Oleh, Yusuf Dogomo )*
(Ini adalah lanjutan dari bagian 1. Disarankan agar pembaca sudah membaca bagian pertama disini: Klik!)
Sekilas Pandang Koheidaba sebagai Penyelamat
Koheidaba merupakan salah satu tokoh penting dalam kebudayaan kehidupan suku Mee. Koheidaba adalah tokoh yang membawah keselamatan bagi masyarakat di suku Mee. Koheidaba merupakan satu tokoh yang dikatakan oleh suku Mee adalah Ugatame (Tuhan) bagi suku Mee karena kehadiran-Nya manusia suku Mee bisa memperoleh kehidupan. Pada zaman dulu di dalam kebudayaan tradisional suku Mee sempat mengalami suatu kelaparan terbesar yang bahkan sampai merengut banyak jiwa manusia yang disebabkan/diakibatkan oleh karena kelaparan merajalela di seluruh di Meuwodide. Semua manusia suku Mee pada saat itu marasa bahwa mereka tidak memiliki harapan hidup lagi untuk masa depan mereka. Sehingga, suku Mee benar-benar merasa bahwa tidak ada lagi jaminan harapan hidup di masa depan. Masa depan dihadapan mereka seakan menghilang dari kenyataan kehidupan yang dihadapinya. Walau suku Mee merasa kehilangan masa depannya dan mengalami kelaparan yang sangat besar akan tetapi di dalam setiap kehidupan, mereka tidak pernah keluar dari kehidupan mereka. Mereka ada dan hidup dalam kenyataan kelaparan yang melanda. Suku Mee yang tidak pernah keluar dari kehidupannya itu hidup dalam suasana yang penuh dengan keharmonisan. Saling berbagi dan saling mencintai adalah yang paling utama . Dalam setiap kehidupan dalam kebersamaan mereka saling berbagi cerita tentang, nilai-nilai, norma, hukum-hukum adat serta larangan-larangan yang ada, hidup dan berkembang dalam kehidupan mereka. Hukum-hukum adat yang berlaku dalam kebudayaan tradisional suku Mee terlihat melalui bentuk larangan-larangan seperti jangan membunuh, jangan bercina, jangan mengingini kekayaan milik orang lain, hormat terhadap mereka yang lebih tua dari kita, menghormati ayah dan ibu dan lain sebagainya. Kemudian, dalam kebudayaan tradisional suku Mee menjaga keharmonisan dengan sikap manjaga tempat sakral, menjaga kekudusan ataupun kesucian, menjaga moral dan etika serta menjaga kesusilaan. Sehingga, nilai-nilai moral, etika, kesusilaan, hukum adat dan semua-semuanya itu ditanamkan oleh orang Mee sejak dahulu kala jauh sebelum berkontak dan berkontaminasi dengan agama modern. Sebab, nilai-nilai dan norma-norma hukum adat yang berkembang dan diwariskan itu sudah ada dan berkembang subur dalam kehidupan suku Mee maka dalam kehidupannya mereka meyakini, menghayati dan menjalaninya. Itu merupakan nilai-nilai pokok atau pedoman hidup yang menyelamatkan manusia Mee di Meeuwodide di masa depan.

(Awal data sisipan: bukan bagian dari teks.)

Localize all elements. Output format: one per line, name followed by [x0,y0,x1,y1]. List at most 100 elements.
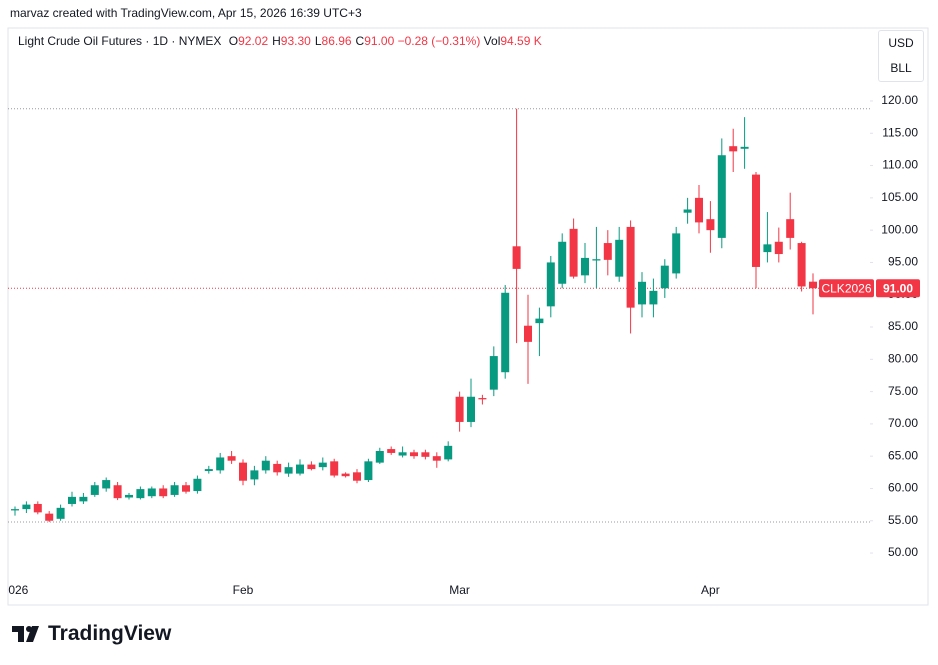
symbol-label: CLK2026 [821,281,871,295]
candle-body [546,262,555,307]
plot-area: 2026 Feb Mar Apr [2,108,870,597]
candle-body [33,503,42,513]
candle-body [581,257,589,276]
x-tick-label: Mar [449,583,470,597]
price-label: 91.00 [883,281,913,295]
y-tick-label: 100.00 [881,222,918,236]
candle-body [330,461,339,476]
candle-body [569,228,578,277]
ohlc-key: O [228,34,239,48]
brand-name: TradingView [48,622,172,645]
ohlc-key: C [355,34,365,48]
candle-body [763,244,772,253]
candle-body [364,461,373,481]
candle-body [387,449,396,453]
candle-body [615,239,624,277]
candle-body [786,219,795,238]
candle-body [68,496,76,504]
candle-body [524,325,532,342]
candle-body [22,504,31,510]
candle-body [193,478,202,492]
candle-body [159,488,168,497]
candle-body [410,452,418,457]
candle-body [250,470,259,480]
y-tick-label: 115.00 [882,125,918,139]
y-tick-label: 105.00 [881,190,918,204]
candle-body [558,241,567,284]
candle-body [717,155,726,238]
x-tick-label: Apr [701,583,720,597]
candle-body [660,265,669,289]
candle-body [672,233,681,274]
candle-body [227,456,236,461]
unit[interactable]: BLL [890,61,912,75]
y-tick-label: 95.00 [888,255,918,269]
candle-body [478,398,487,400]
candle-body [147,488,156,497]
candle-body [204,469,213,472]
candle-body [740,146,749,149]
candle-body [421,452,430,457]
candle-body [729,146,738,152]
y-tick-label: 110.00 [882,158,918,172]
candle-body [432,456,441,461]
candle-body [752,174,760,267]
candle-body [56,507,65,519]
volume-key: Vol [483,34,501,48]
y-tick-label: 80.00 [888,351,918,365]
candle-body [90,485,99,495]
symbol-badge [819,279,874,298]
y-tick-label: 50.00 [888,545,918,559]
brand: TradingView [12,622,171,646]
candle-body [809,281,817,289]
candle-body [341,473,350,477]
brand-logo [12,626,39,642]
candle-body [444,445,453,460]
candle-body [535,318,544,324]
y-tick-label: 120.00 [881,93,918,107]
candle-body [11,509,19,511]
candle-body [353,472,361,481]
candle-body [125,494,133,498]
candle-body [797,243,806,287]
candle-body [603,243,612,260]
candle-body [375,451,384,463]
candle-body [182,485,190,492]
y-tick-label: 55.00 [888,513,918,527]
candle-body [683,209,692,213]
ohlc: O92.02 H93.30 L86.96 C91.00 [225,34,395,48]
candle-body [307,464,316,470]
candle-body [489,356,498,390]
candle-body [79,496,88,502]
candle-body [398,452,407,456]
symbol-title: Light Crude Oil Futures · 1D · NYMEX [18,34,222,48]
x-tick-label: Feb [233,583,254,597]
scale-box[interactable]: USD BLL [878,30,924,82]
chart-frame [7,27,929,606]
candle-body [170,485,179,495]
ohlc-key: H [272,34,281,48]
candle-body [273,463,282,473]
ohlc-value: 91.00 [364,34,395,48]
volume: 94.59 K [500,34,542,48]
currency[interactable]: USD [888,36,914,50]
candle-body [284,467,293,474]
y-tick-label: 70.00 [888,416,918,430]
credit: marvaz created with TradingView.com, Apr… [10,6,362,20]
candle-body [638,281,646,305]
y-tick-label: 75.00 [888,384,918,398]
x-tick-label: 2026 [2,583,29,597]
candle-body [113,485,122,499]
candle-body [774,241,783,255]
candle-body [649,290,658,305]
change: −0.28 (−0.31%) [397,34,481,48]
candle-body [501,292,510,373]
candle-body [592,259,601,261]
candle-body [706,219,715,231]
candle-body [239,462,247,481]
legend: Light Crude Oil Futures · 1D · NYMEX O92… [18,34,542,48]
candle-body [512,246,521,269]
y-tick-label: 85.00 [888,319,918,333]
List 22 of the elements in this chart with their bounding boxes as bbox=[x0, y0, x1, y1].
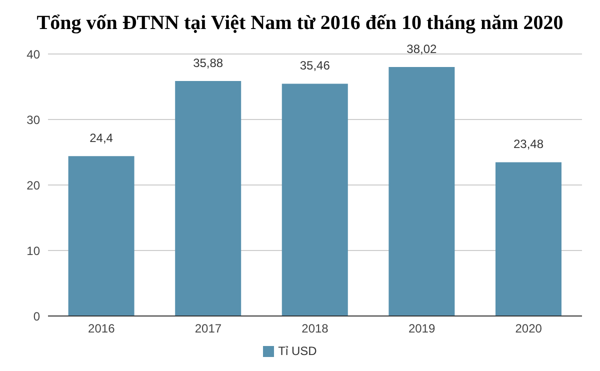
x-tick-label: 2019 bbox=[408, 322, 436, 336]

Pada zaman dahulu kala dalam kehidupan tradisional suku Mee dengan hati yang penuh murni menyimpang harapan yang misteri. Harapan itu karena kerahasiaannya belum pernah disentuh dan belum pernah dibicarakan kepada siapapun. Dan kerahasiaan itu hanya bole dan bisa diketahui oleh sekelompok orang saja. Orang-orang yang mengetahuinya pun terbatas dan tertentu. Ketertentuan itulah kerahasiaannya. Harapan seperti apa itu belum bisa diketahui oleh semua orang karena sesuatu itu adalah tabuh dan tidak boleh untuk diceritakan kepada sembarangan orang. Oleh karena sifat kerahasiaannya maka mereka punya kesabaran yang tinggi. Mereka menunggu harapan itu berabad-abad. Mungkin harapan yang ditungguh-tungguh itu terjadi melalui alam dan leluhurnya sendiri. Alam dan leluhur adalah bagain dari kehidupan manusia Mee. Setelah proses yang Panjang dan lama di lewati dalam berabad-abad harapan ditunda-tunda sudah mulai ada dan muncul. Harapan itu adalah dengan munculnya Koheidaba itu sendiri. Koheidaba adalah seorang anak laki-laki. Anak laki-laki itu disebut Koheidaba. Koheidaba yang artinya anak kecil. Koheidaba berasal dari dua suku kata yakni Kohei dan daba. Kohei berarti anak, nama dan daba berarti kecil. Jadi, koheidaba berarti anak yang kecil, anak kecil, orang kecil, dan lain-lain.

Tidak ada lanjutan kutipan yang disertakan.